No, this is not Sexpo

LIZ MCGREGOR writes: There is lots of talk about sex at the Cape Town Convention Centre at the moment: words like anal sex; vaginas and penises are constantly popping up. No, this is not the Sexpo – it is HIV R4P, the archly-named international conference on biomedical methods of protecting ourselves against getting infected with HIV.

It is wonderfully non-judgemental – who you choose to have sex with, how often and in what manner – is totally irrelevant. The only subject of interest is how you stop a virus from destroying a human body.

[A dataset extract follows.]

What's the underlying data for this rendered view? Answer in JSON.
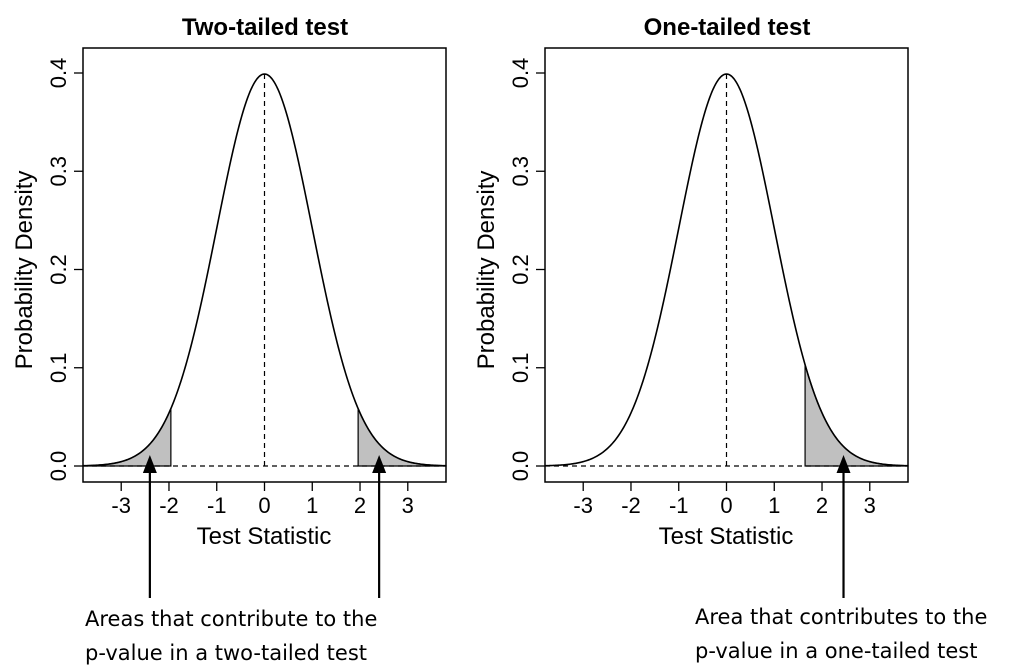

The consequences for the intimate and emotional aspects of sex have not been entirely overlooked. As one of the many leading scientists here, Jared Baeten, professor of global health, medicine and epidemiology at the University of Washington, remarked: "We must remember that sex is not just a clinical activity. There is a whole generation which has grown up knowing only fear in relation to sex."

But, with more than two million people becoming newly infected last year, we need to throw everything at the virus.

At the ICC this week, four scientific prevention methods are under the spotlight – none are fail-safe and some are still nowhere near ready for universal use.

Medical male circumcision is the most accessible: it has been proven that a man who is circumcised reducing his risk of getting HIV from an infected partner by at least 60%.

Vaccines are still the holy grail and we are inching closer to finding one that works but we’re not there yet.

Another option being tried is Pre-exposure Prophylaxis: this means someone who is not HIV positive but is at risk takes anti-retrovirals as precaution. It is suggested it is used by an HIV-negative person if their sexual partner is HIV positive. Or in high risk groups – like the receptive partner in men who have penetrative sex with men. But obviously it is difficult to persuade someone who is not sick to take drugs which are potentially toxic. And it is very expensive as a public health option.

Treatment as prevention does work, however, when taken by an HIV-positive person, as it reduces his or her viral load and thus makes them far less likely to infect a partner.

The most promising option is microbicides, which are inserted into the vagina or rectum before and/or after sex. The results of a big study carried out in Cape Town are due early year and, so far, it is looking very hopeful.